# Data Aggregation and Group Operations

In [1]:
# Categorizing a data set and applying a function to each group, whether an aggregation or transformation, is often a critical component of a data analysis workflow.
# After loading, merging, and preparing a dataset, you may need to compute group statistics or possible pivot tables for reporting or visualization purpose.
# pandas provides a flexible and high performance groupby facility, enabling you to slice and dice, and summarize data sets in a natural way.

# GroupBy mechanics

In [6]:
import pandas as pd 
import numpy as np

df = pd.DataFrame({ 'key1' : ['a', 'a', 'b', 'b', 'a'],
                    'key2' : ['one', 'two', 'one', 'two', 'one'],
                    'data1' : np.random.randn(5),
                    'data2' : np.random.randn(5)}) 

In [7]:
df.head()

Unnamed: 0,key1,key2,data1,data2
0,a,one,-0.249953,-0.323921
1,a,two,-1.096372,-0.040417
2,b,one,-0.070876,0.416844
3,b,two,-0.226155,-0.679555
4,a,one,0.640174,0.385047


In [12]:
# Suppose you wanted to compute the mean of the data1 column using the labels from key1. 
# There are a number of ways to do this.

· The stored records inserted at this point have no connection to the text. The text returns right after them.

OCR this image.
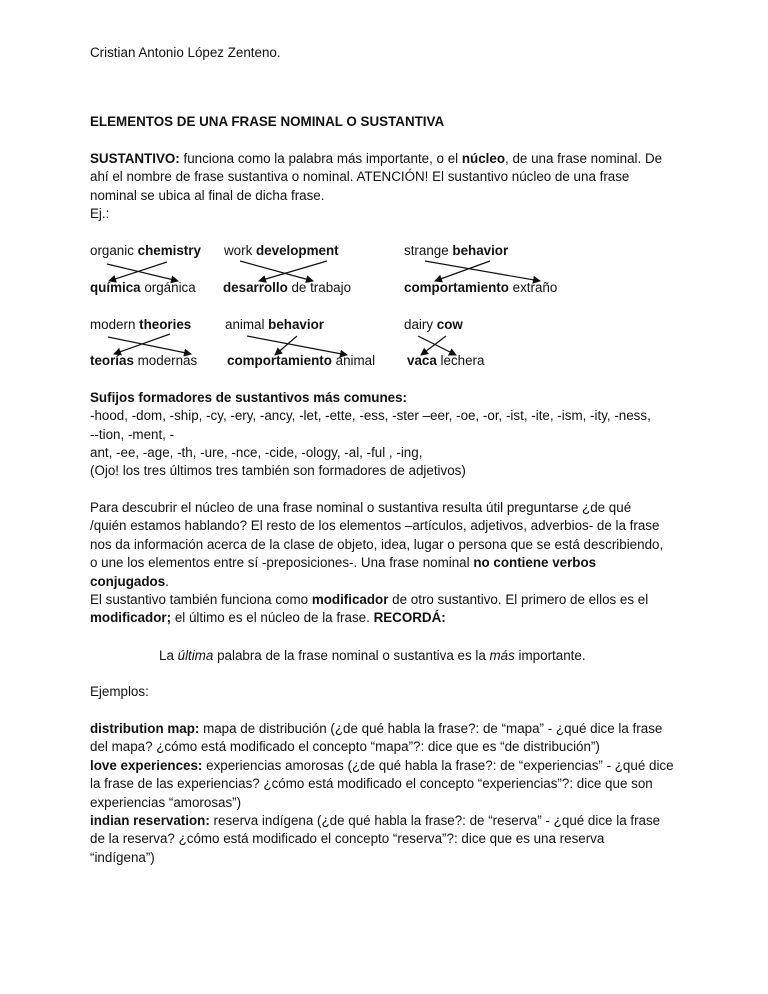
Cristian Antonio López Zenteno.
ELEMENTOS DE UNA FRASE NOMINAL O SUSTANTIVA
SUSTANTIVO: funciona como la palabra más importante, o el núcleo, de una frase nominal. De
ahí el nombre de frase sustantiva o nominal. ATENCIÓN! El sustantivo núcleo de una frase
nominal se ubica al final de dicha frase.
Ej.:
organic chemistry
química orgánica
work development
desarrollo de trabajo
strange behavior
comportamiento extraño
modern theories
teorías modernas
animal behavior
comportamiento animal
dairy cow
vaca lechera
Sufijos formadores de sustantivos más comunes:
-hood, -dom, -ship, -cy, -ery, -ancy, -let, -ette, -ess, -ster –eer, -oe, -or, -ist, -ite, -ism, -ity, -ness,
--tion, -ment, -
ant, -ee, -age, -th, -ure, -nce, -cide, -ology, -al, -ful , -ing,
(Ojo! los tres últimos tres también son formadores de adjetivos)
Para descubrir el núcleo de una frase nominal o sustantiva resulta útil preguntarse ¿de qué
/quién estamos hablando? El resto de los elementos –artículos, adjetivos, adverbios- de la frase
nos da información acerca de la clase de objeto, idea, lugar o persona que se está describiendo,
o une los elementos entre sí -preposiciones-. Una frase nominal no contiene verbos
conjugados.
El sustantivo también funciona como modificador de otro sustantivo. El primero de ellos es el
modificador; el último es el núcleo de la frase. RECORDÁ:
La última palabra de la frase nominal o sustantiva es la más importante.
Ejemplos:
distribution map: mapa de distribución (¿de qué habla la frase?: de “mapa” - ¿qué dice la frase
del mapa? ¿cómo está modificado el concepto “mapa”?: dice que es “de distribución”)
love experiences: experiencias amorosas (¿de qué habla la frase?: de “experiencias” - ¿qué dice
la frase de las experiencias? ¿cómo está modificado el concepto “experiencias”?: dice que son
experiencias “amorosas”)
indian reservation: reserva indígena (¿de qué habla la frase?: de “reserva” - ¿qué dice la frase
de la reserva? ¿cómo está modificado el concepto “reserva”?: dice que es una reserva
“indígena”)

One is to access data1 and call groupby with the column(a Series) at key1: 
grouped = df['data1'].groupby(df['key1']) # group data1 by key1
grouped 

<pandas.core.groupby.generic.SeriesGroupBy object at 0x158b40bd0>

In [15]:
# This "grouped" variable is now a GroupBy object. It has not actualy computed anything yet except for some intermediate data about the group key df['key1'].
# The idea is that this object has all of the information needed to then apply some operation to each of the groups. 
# For example, to compute group means we can call the GroupBy's mean method: 
grouped.mean()

key1
a   -0.235384
b   -0.148516
Name: data1, dtype: float64

In [16]:
# If instead we had passed multiple arrays as a list, we'd get something different: 

means = df['data1'].groupby([df['key1'], df['key2']]).mean() # group data1 by key1 and key2 and compute mean 
means

key1  key2
a     one     0.195111
      two    -1.096372
b     one    -0.070876
      two    -0.226155
Name: data1, dtype: float64